Notepad++ (http://notepad-plus-plus.org/) - Notepad++ is basically who Notepad, or even Wordpad, should wish they could be. It is a far more advanced text-editor (designed in part for editing source code) with a much better GUI that allows for running multiple documents in seperate tabs, offering line and character numbers, etc. It also has a vast array of different supported Language Formats that it can read and save to--more than notepad or wordpad ever had--and allows for the installation of plugins, such as spellcheckers. It's not quite Word, or Open Office, but that's not what it's trying to be. What it tries to be is a replacement for notepad, that is just as small, discrete, but far more effective. And it does exactly that. It also has a shell extension so you can right-click any file and pop it open in notepad++ just like that.

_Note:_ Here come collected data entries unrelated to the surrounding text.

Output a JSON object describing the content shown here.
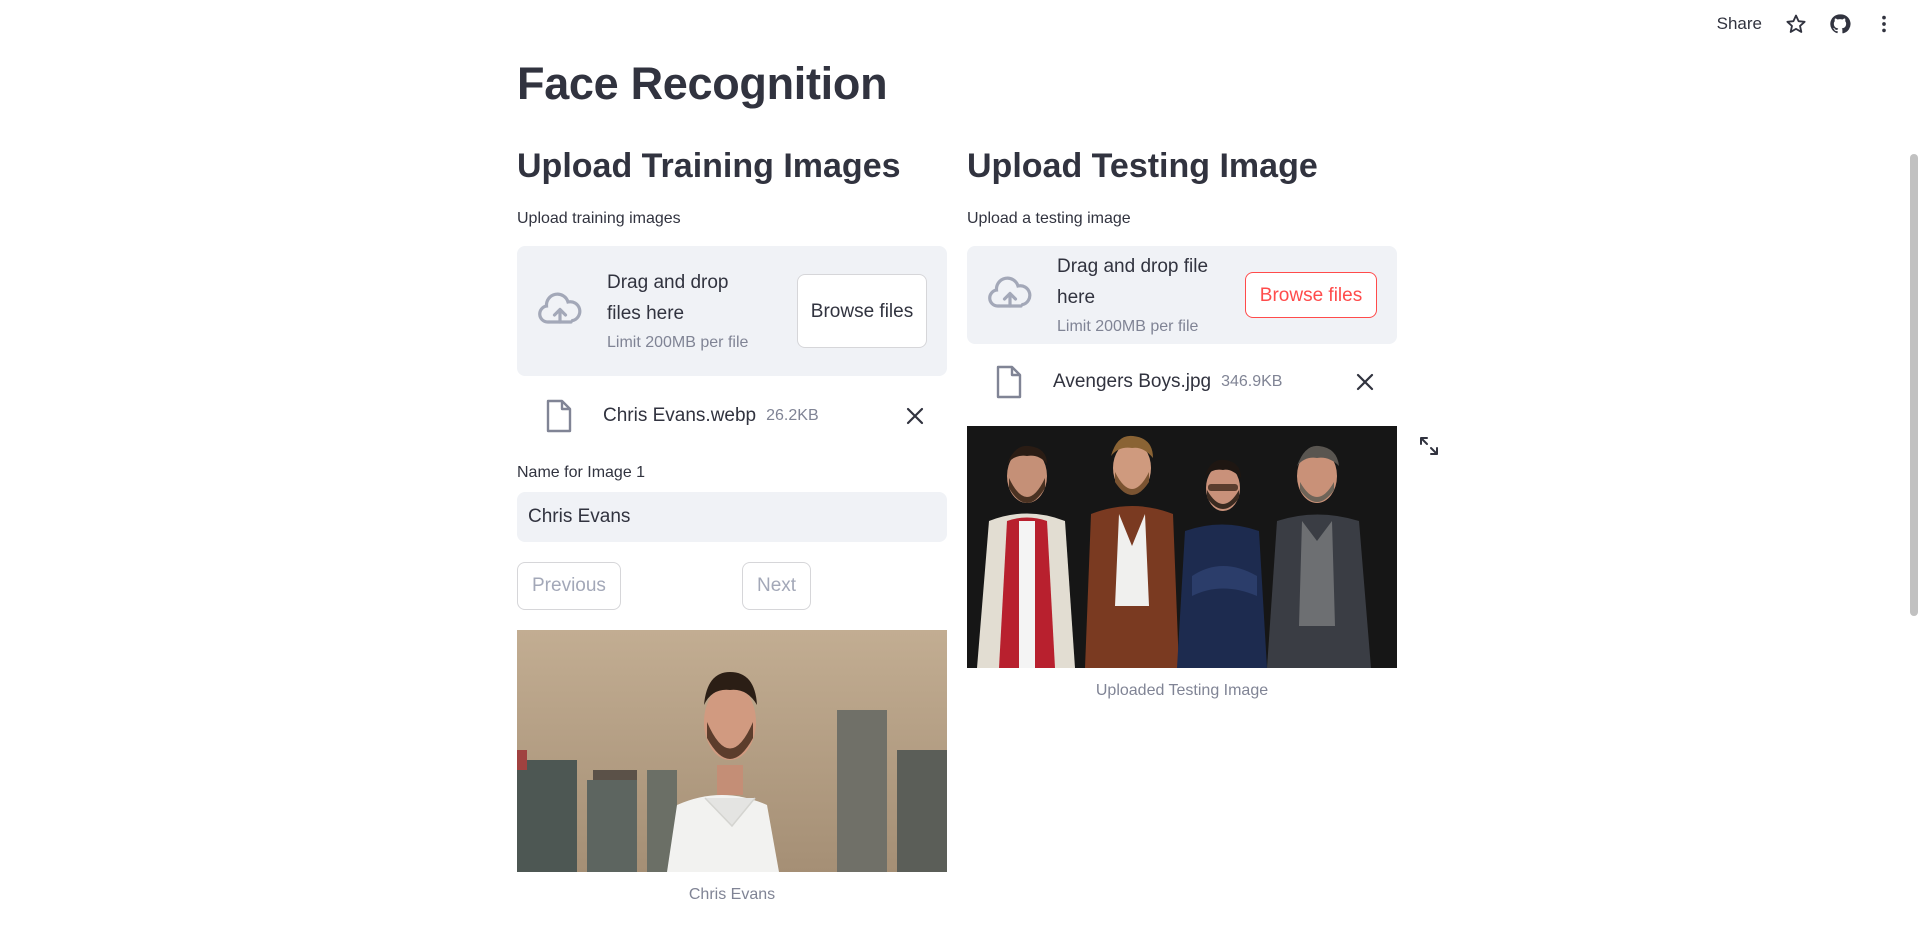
{
  "header": {
    "share_label": "Share",
    "icons": [
      "star-icon",
      "github-icon",
      "more-vertical-icon"
    ]
  },
  "title": "Face Recognition",
  "training": {
    "heading": "Upload Training Images",
    "uploader_label": "Upload training images",
    "drop_text": "Drag and drop files here",
    "limit_text": "Limit 200MB per file",
    "browse_label": "Browse files",
    "file": {
      "name": "Chris Evans.webp",
      "size": "26.2KB"
    },
    "name_label": "Name for Image 1",
    "name_value": "Chris Evans",
    "prev_label": "Previous",
    "next_label": "Next",
    "image_caption": "Chris Evans"
  },
  "testing": {
    "heading": "Upload Testing Image",
    "uploader_label": "Upload a testing image",
    "drop_text": "Drag and drop file here",
    "limit_text": "Limit 200MB per file",
    "browse_label": "Browse files",
    "file": {
      "name": "Avengers Boys.jpg",
      "size": "346.9KB"
    },
    "image_caption": "Uploaded Testing Image"
  },
  "colors": {
    "accent": "#ff4b4b",
    "text": "#31333f",
    "muted": "#808495",
    "surface": "#f0f2f6"
  }
}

EVGA Precision (http://www.evga.com/precision/) - If you're a tech-head like me, or even if you're not, EVGA Precision is a handy little tool to have. What it is is an excellent NVidia overclocking utility. But don't stop reading there, folks. It's also a very handy app for monitoring GPU temperatures and clocks speeds, and it can also be used for UNDERclocking, too. Why would you want to underclock? To save power and generate less heat when you have a giant son-of-a-graphics-card and all you're doing with it is watching a video or surfing the web. Save on your electricity bill when you're downloading overnight by halving your clocks speeds and reducing power, heat and, as such, noise from the fan. For the most part, the program only allows you to clock within a certain range, so you can't completely balls up your card by clocking it too low or too high, and its GUI is fairly easy to use. You can also make some profiles and assign them to hotkeys for ease of use. This app in full will use about 5mb of Memory, and its made by EVGA who make a whole range of other products, so it is quite certainly trustworthy.

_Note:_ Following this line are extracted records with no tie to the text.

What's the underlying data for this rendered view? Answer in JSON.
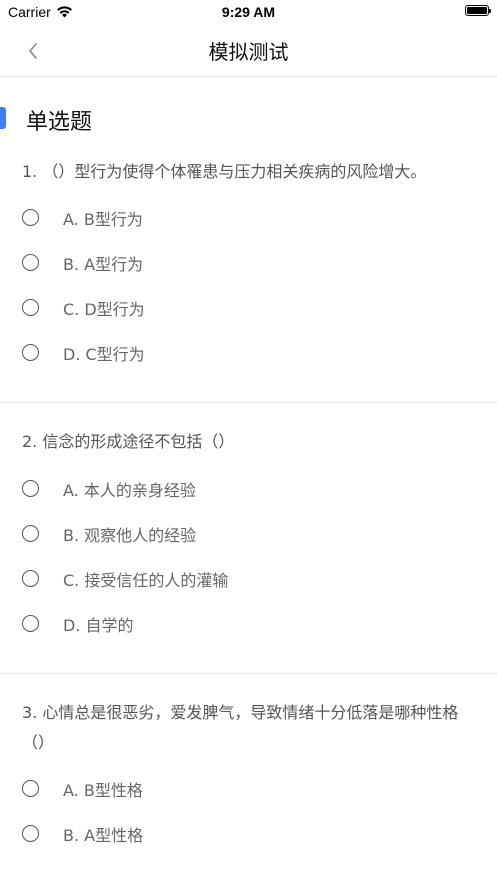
{
  "status_bar": {
    "carrier": "Carrier",
    "time": "9:29 AM"
  },
  "nav": {
    "title": "模拟测试"
  },
  "section": {
    "title": "单选题",
    "accent_color": "#3f7ef3"
  },
  "questions": [
    {
      "text": "1. （）型行为使得个体罹患与压力相关疾病的风险增大。",
      "options": [
        "A. B型行为",
        "B. A型行为",
        "C. D型行为",
        "D. C型行为"
      ]
    },
    {
      "text": "2. 信念的形成途径不包括（）",
      "options": [
        "A. 本人的亲身经验",
        "B. 观察他人的经验",
        "C. 接受信任的人的灌输",
        "D. 自学的"
      ]
    },
    {
      "text": "3. 心情总是很恶劣，爱发脾气，导致情绪十分低落是哪种性格（）",
      "options": [
        "A. B型性格",
        "B. A型性格"
      ]
    }
  ]
}
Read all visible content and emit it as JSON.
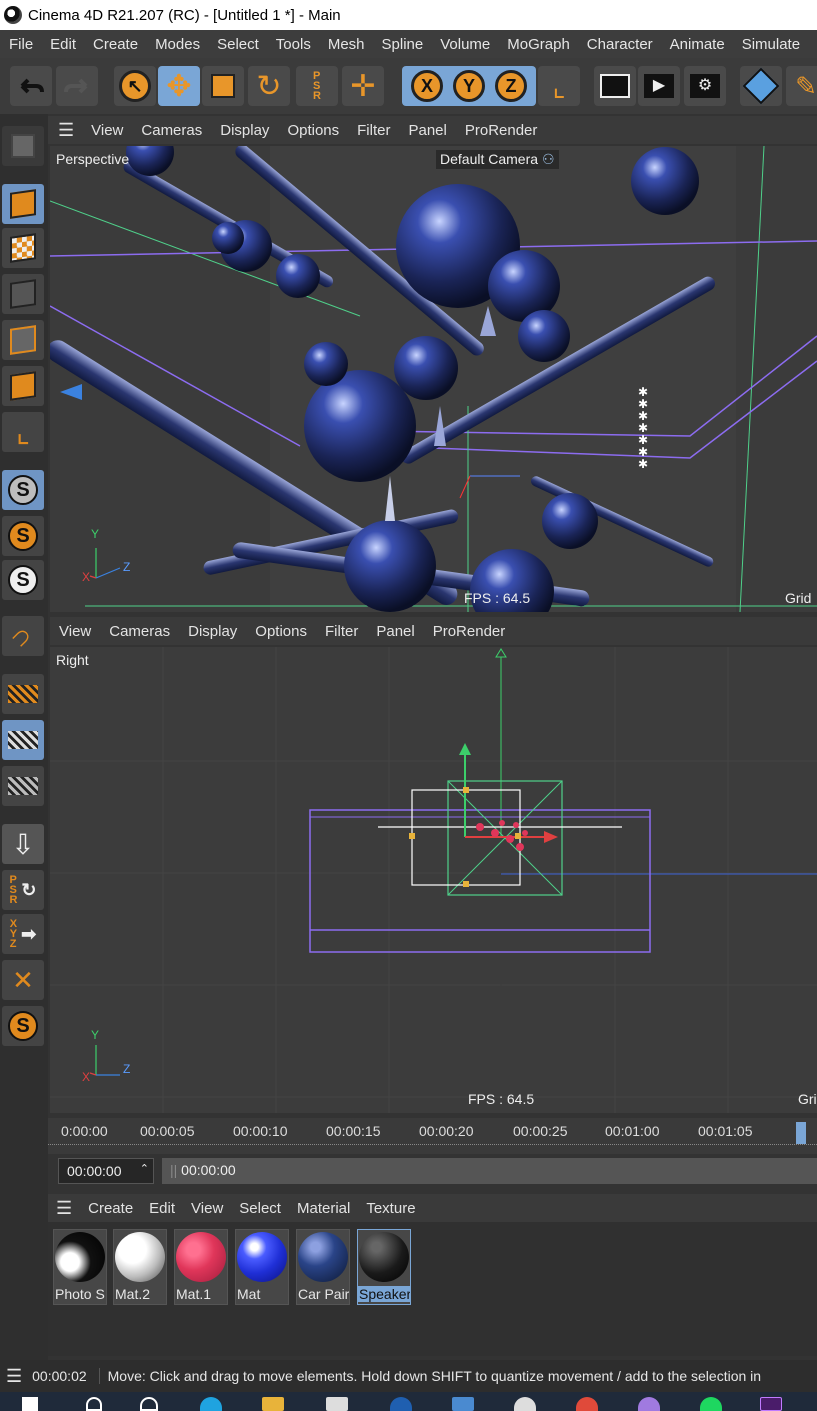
{
  "window": {
    "title": "Cinema 4D R21.207 (RC) - [Untitled 1 *] - Main"
  },
  "menu": [
    "File",
    "Edit",
    "Create",
    "Modes",
    "Select",
    "Tools",
    "Mesh",
    "Spline",
    "Volume",
    "MoGraph",
    "Character",
    "Animate",
    "Simulate"
  ],
  "toolbar": {
    "axis_x": "X",
    "axis_y": "Y",
    "axis_z": "Z",
    "psr_label": "P\nS\nR"
  },
  "viewport_top": {
    "menu": [
      "View",
      "Cameras",
      "Display",
      "Options",
      "Filter",
      "Panel",
      "ProRender"
    ],
    "name": "Perspective",
    "camera": "Default Camera",
    "fps": "FPS : 64.5",
    "grid": "Grid",
    "axis_y": "Y",
    "axis_z": "Z",
    "axis_x": "X"
  },
  "viewport_bottom": {
    "menu": [
      "View",
      "Cameras",
      "Display",
      "Options",
      "Filter",
      "Panel",
      "ProRender"
    ],
    "name": "Right",
    "fps": "FPS : 64.5",
    "grid": "Gri",
    "axis_y": "Y",
    "axis_z": "Z",
    "axis_x": "X"
  },
  "timeline": {
    "ticks": [
      "0:00:00",
      "00:00:05",
      "00:00:10",
      "00:00:15",
      "00:00:20",
      "00:00:25",
      "00:01:00",
      "00:01:05"
    ],
    "current_time": "00:00:00",
    "range_start": "00:00:00"
  },
  "material_manager": {
    "menu": [
      "Create",
      "Edit",
      "View",
      "Select",
      "Material",
      "Texture"
    ],
    "materials": [
      {
        "name": "Photo S",
        "color": "#0a0a0a"
      },
      {
        "name": "Mat.2",
        "color": "#e8e8e8"
      },
      {
        "name": "Mat.1",
        "color": "#e0365a"
      },
      {
        "name": "Mat",
        "color": "#1f2fd6"
      },
      {
        "name": "Car Pair",
        "color": "#1e3a78"
      },
      {
        "name": "Speaker",
        "color": "#1a1a1a"
      }
    ],
    "selected": "Speaker"
  },
  "status": {
    "time": "00:00:02",
    "message": "Move: Click and drag to move elements. Hold down SHIFT to quantize movement / add to the selection in"
  },
  "left_tools": {
    "psr": "PSR",
    "xyz": "XYZ"
  }
}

Virtual CloneDrive (http://www.slysoft.com/en/virtual-clonedrive.html): More than likely, at some point you've been a dirty pirate, or perhaps you've just had cause to turn a DVD into a DVD image on your PC. AKA you have an ISO or NFO or whatever other Disk Image Format you can name, somewhere, somehow, on your PC. Since the dawn of time, man has wondered how then, with these mystical and ill-gotten disk images, do we get to the precious hidden within them? The answer is not Alcohol (120), nor is it Daemon(Tool)s, bur rather 'tis Virtual Clone Drive. For the simplest, easiest, most discrete and most effective solution to crackin' open them Disk Images so you can pirate your way to freedome, VCD is the way to do it. It has a handy shell extension too, so you just right click your disk image file and then select 'mount to virtual drive'. Simple.
So yeah, there's me post. Hope some of y'all find something you like, and if not, then please do enlighten me on your superior choices.